Однажды, той же осенью шестьдесят третьего, сидя у Володи Брагинского дома, на Кутузовском проспекте, и переписывая «Поэму без героя» Ахматовой, со всеми вариантами, я подумал вдруг: а почему я не перепечатываю?
Рядом стояла Володина пишущая машинка. Я заправил в нее лист чистой бумаги и стал учиться печатать.
Освоил я это дело довольно быстро. Приноровился печатать двумя указательными пальцами.
И печатаю, приходится признаться, этими, уже слегка искривленными от многолетней работы, указательными пальцами – до сих пор. И этот текст точно так же перепечатываю. Вот что значит привычка – для меня.
Перепечатав полностью большой ахматовский текст, я уже не мыслил себя без пишущей машинки.
Вот тогда я и втянулся в самиздат, навсегда и бесповоротно.
Помню, как вернулся с занятий Брагинский. Он, самый старый друг и одноклассник Димы Борисова, учился тогда в Институте востоковедения.
Встав из-за стола, я с гордостью показал ему перепечатанный мною текст.
Володя улыбнулся и развел руками:
– Ну вот теперь дело пойдет!
И дело пошло.
Благо и у Брагинского было что перепечатать.

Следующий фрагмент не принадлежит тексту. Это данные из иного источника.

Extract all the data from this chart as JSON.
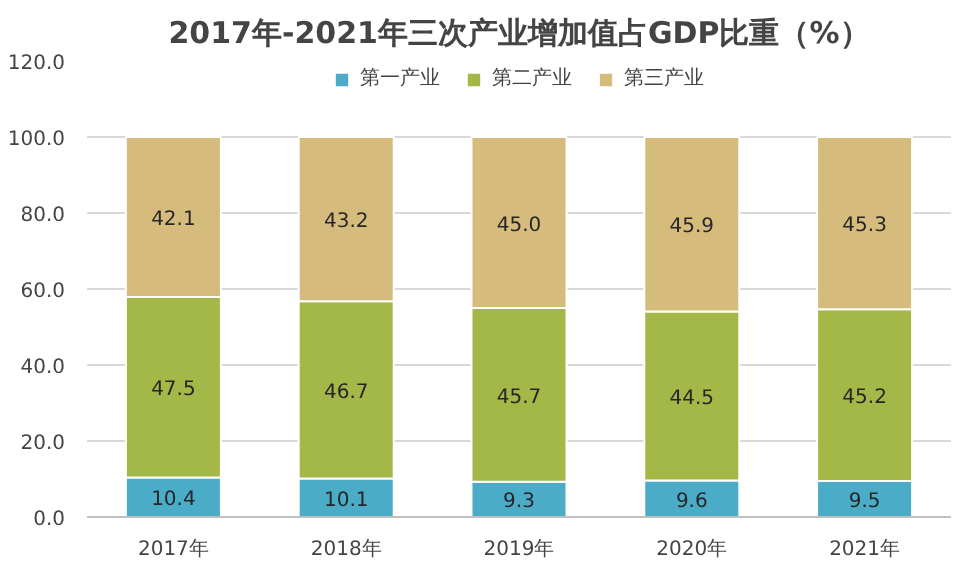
{
  "chart_data": {
    "type": "bar",
    "title": "2017年-2021年三次产业增加值占GDP比重（%）",
    "stacked": true,
    "categories": [
      "2017年",
      "2018年",
      "2019年",
      "2020年",
      "2021年"
    ],
    "series": [
      {
        "name": "第一产业",
        "color": "#4aacc6",
        "values": [
          10.4,
          10.1,
          9.3,
          9.6,
          9.5
        ],
        "value_labels": [
          "10.4",
          "10.1",
          "9.3",
          "9.6",
          "9.5"
        ]
      },
      {
        "name": "第二产业",
        "color": "#a4b848",
        "values": [
          47.5,
          46.7,
          45.7,
          44.5,
          45.2
        ],
        "value_labels": [
          "47.5",
          "46.7",
          "45.7",
          "44.5",
          "45.2"
        ]
      },
      {
        "name": "第三产业",
        "color": "#d6bc7c",
        "values": [
          42.1,
          43.2,
          45.0,
          45.9,
          45.3
        ],
        "value_labels": [
          "42.1",
          "43.2",
          "45.0",
          "45.9",
          "45.3"
        ]
      }
    ],
    "ylim": [
      0,
      120
    ],
    "yticks": [
      {
        "value": 0,
        "label": "0.0"
      },
      {
        "value": 20,
        "label": "20.0"
      },
      {
        "value": 40,
        "label": "40.0"
      },
      {
        "value": 60,
        "label": "60.0"
      },
      {
        "value": 80,
        "label": "80.0"
      },
      {
        "value": 100,
        "label": "100.0"
      },
      {
        "value": 120,
        "label": "120.0"
      }
    ],
    "grid": "y",
    "legend": "top"
  }
}
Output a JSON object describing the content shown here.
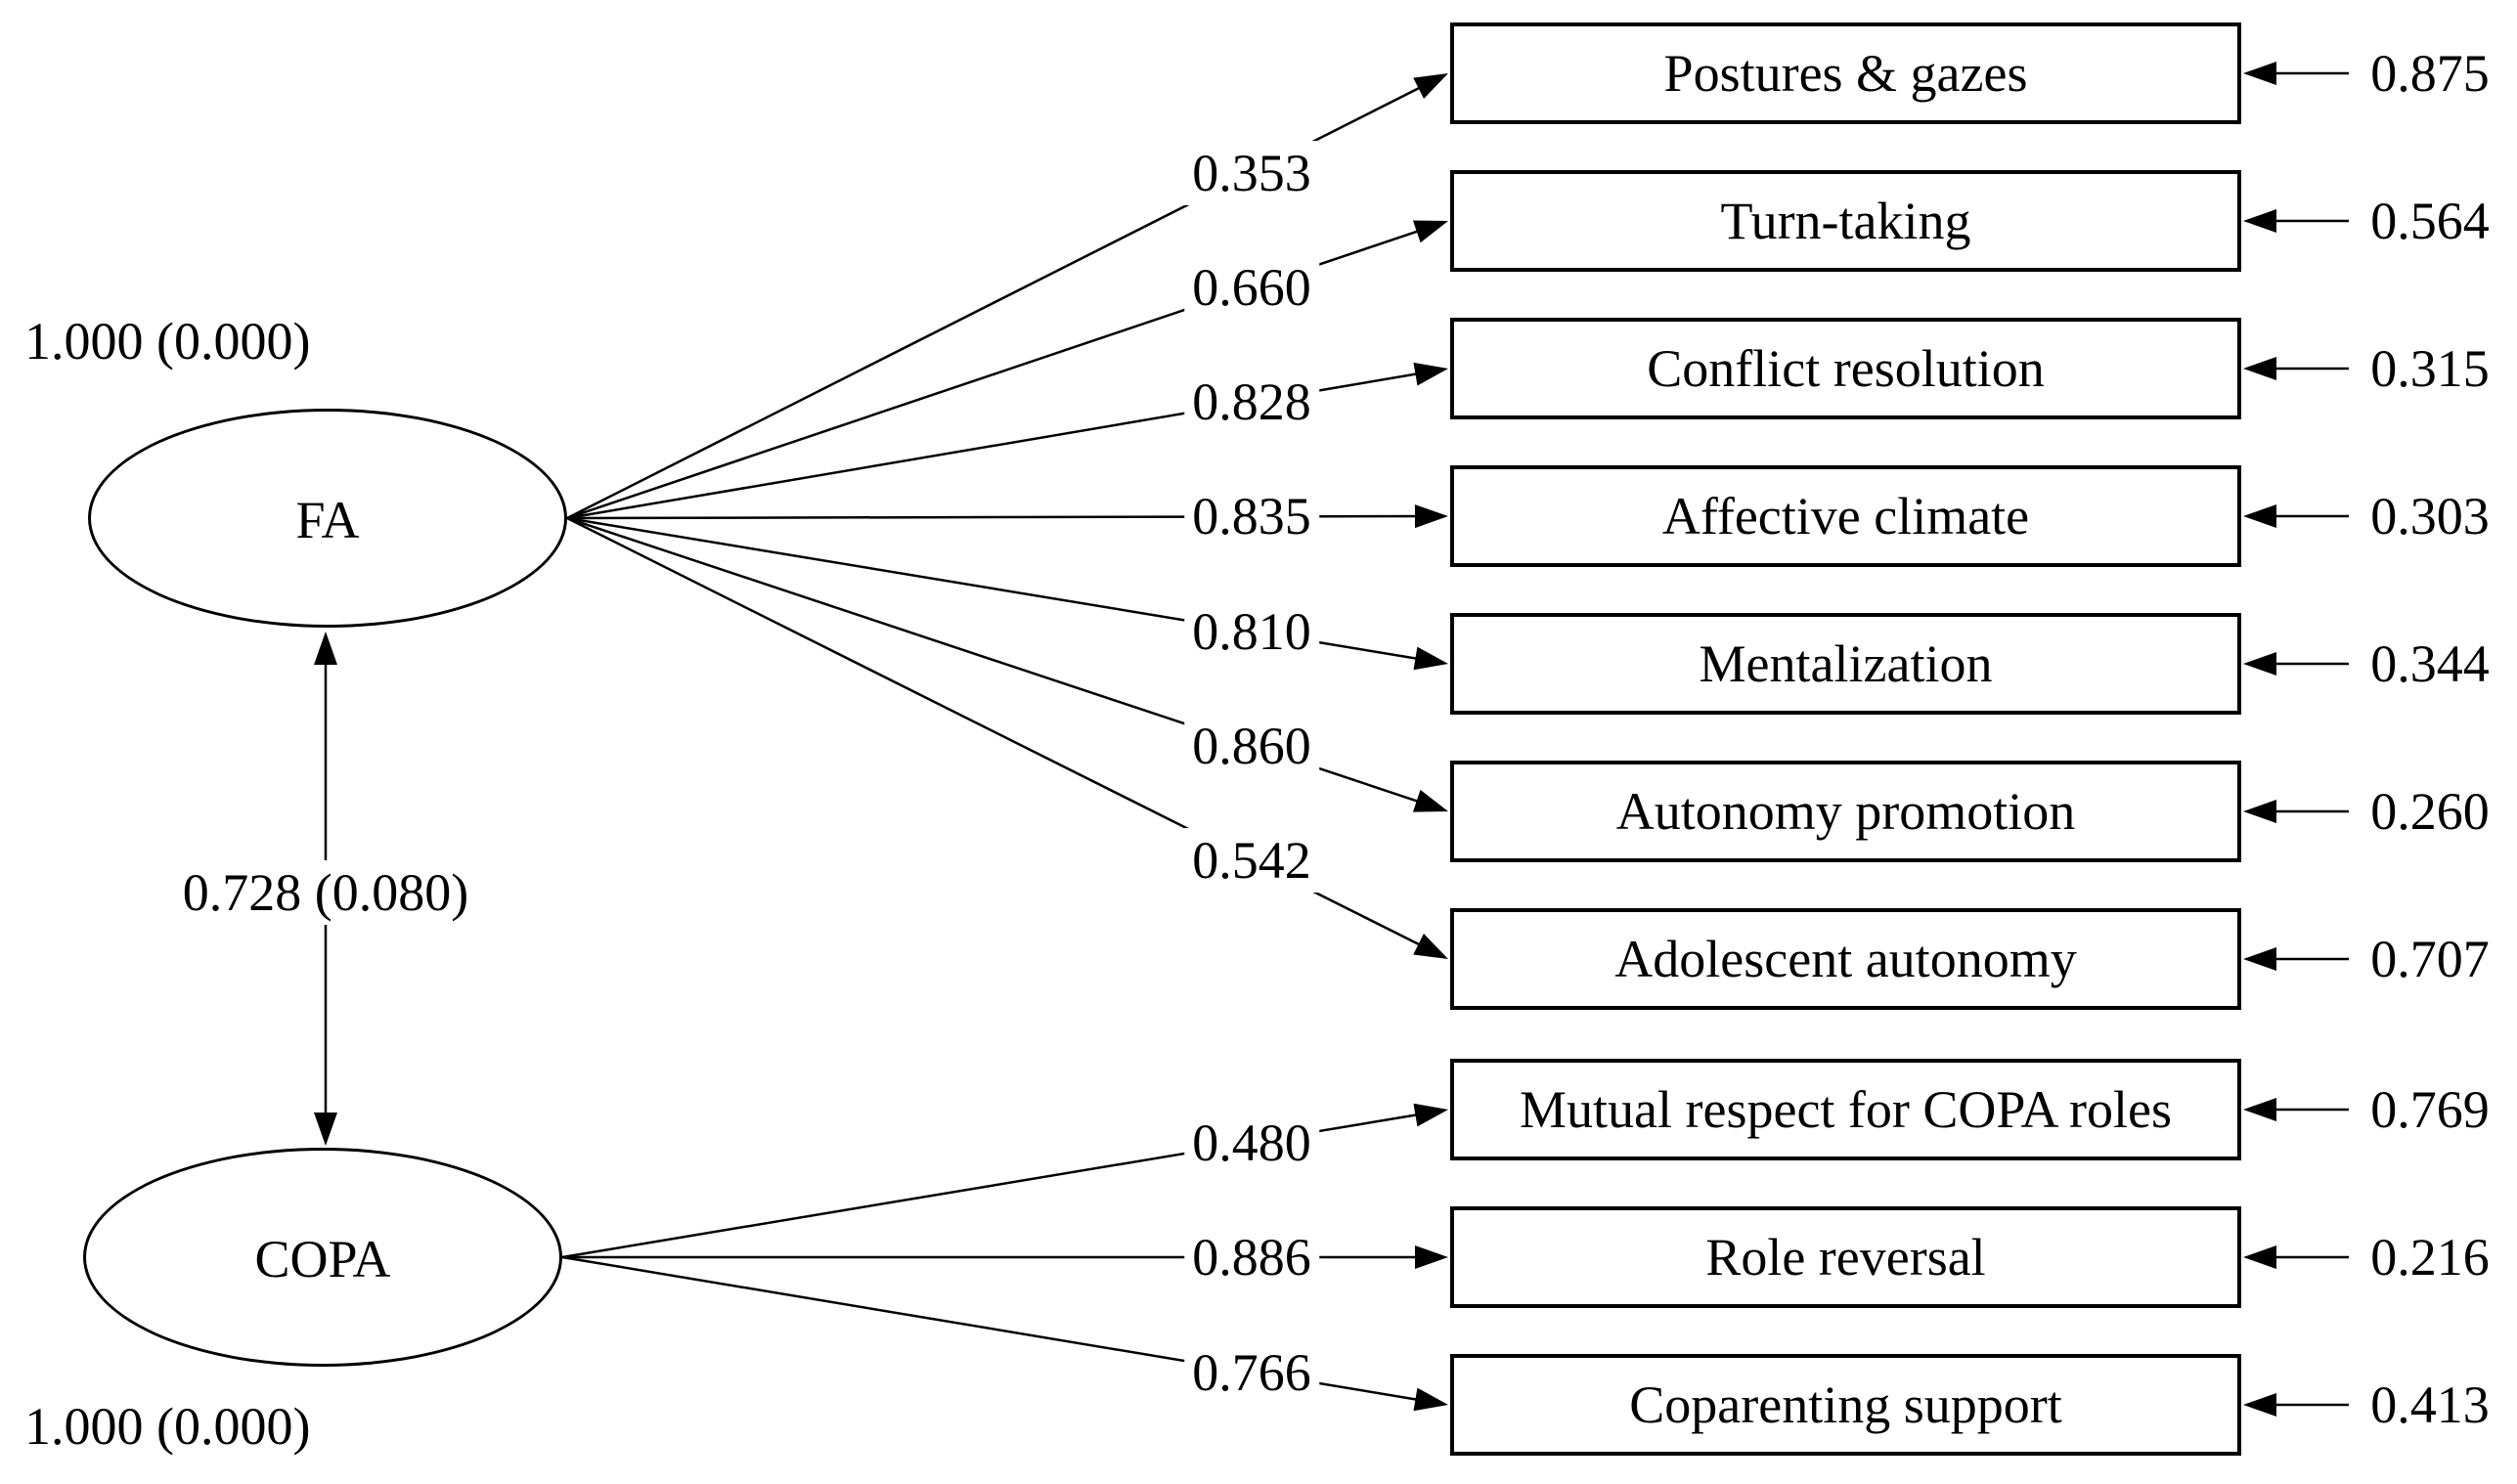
{
  "diagram": {
    "background_color": "#ffffff",
    "line_color": "#000000",
    "latents": [
      {
        "label": "FA",
        "variance": "1.000 (0.000)"
      },
      {
        "label": "COPA",
        "variance": "1.000 (0.000)"
      }
    ],
    "covariance": {
      "label": "0.728 (0.080)"
    },
    "indicators": [
      {
        "latent": "FA",
        "label": "Postures & gazes",
        "loading": "0.353",
        "residual": "0.875"
      },
      {
        "latent": "FA",
        "label": "Turn-taking",
        "loading": "0.660",
        "residual": "0.564"
      },
      {
        "latent": "FA",
        "label": "Conflict resolution",
        "loading": "0.828",
        "residual": "0.315"
      },
      {
        "latent": "FA",
        "label": "Affective climate",
        "loading": "0.835",
        "residual": "0.303"
      },
      {
        "latent": "FA",
        "label": "Mentalization",
        "loading": "0.810",
        "residual": "0.344"
      },
      {
        "latent": "FA",
        "label": "Autonomy promotion",
        "loading": "0.860",
        "residual": "0.260"
      },
      {
        "latent": "FA",
        "label": "Adolescent autonomy",
        "loading": "0.542",
        "residual": "0.707"
      },
      {
        "latent": "COPA",
        "label": "Mutual respect for COPA roles",
        "loading": "0.480",
        "residual": "0.769"
      },
      {
        "latent": "COPA",
        "label": "Role reversal",
        "loading": "0.886",
        "residual": "0.216"
      },
      {
        "latent": "COPA",
        "label": "Coparenting support",
        "loading": "0.766",
        "residual": "0.413"
      }
    ]
  }
}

Он, наш Володя, похожий, как говаривал Дима Борисов, на апостола Петра, автор широко известной в самиздатовские времена, отличной, до сих пор не изданной прозы, крупный востоковед, автор множества книг, переводов, исследований по части своей Индонезии, или Малайзии, профессор, доктор наук, давно живет в Лондоне, – а я по старинке вижу его перед собою, рядом, с глазу на глаз читающего мне свои рассказы шестидесятых, – и звучит, звучит, не исчезает никуда, негромкий, печальный голос его.Самиздат – самообслуживание: а что делать было? Сами как-то справлялись, не впервой. Сами печатали, сами оформляли сборники, свои и чужие. Достал текст, прочел. Нужен – перепечатал. Целые библиотеки составлялись из машинописного самиздата. В шестидесятых еще редкостью были переснятые на ксероксе тексты. Ксерокс вошел в обиход позже. Мой киевский старый приятель, писатель Леня Коныхов, сумел устроиться работать на ксероксе в семидесятых и снабжал переснятыми книгами всех друзей и вообще чуть ли не полгорода. Но кто-то донес, – и Леня уже в начале восьмидесятых оказался в тюрьме, пребывание в которой выдержал стойко; в лагерной библиотеке случайно оказалась единственная его книжка рассказов «Там у нас, на Куреневке», вышедшая в Киеве с помощью Виктора Некрасова, – она-то его и спасла, – на зоне его зауважали. «Своего» писателя – там берегли.
Самиздат – самоотречение: вот вы попробовали бы!
И самоопределение: это – мое, буду делать так.
Самоотверженность: еще бы!
Самоотдача: сколько сил было на это положено!
Самооценка: это неминуемо.
Самопожертвование: немалой кровью окроплен сей алтарь.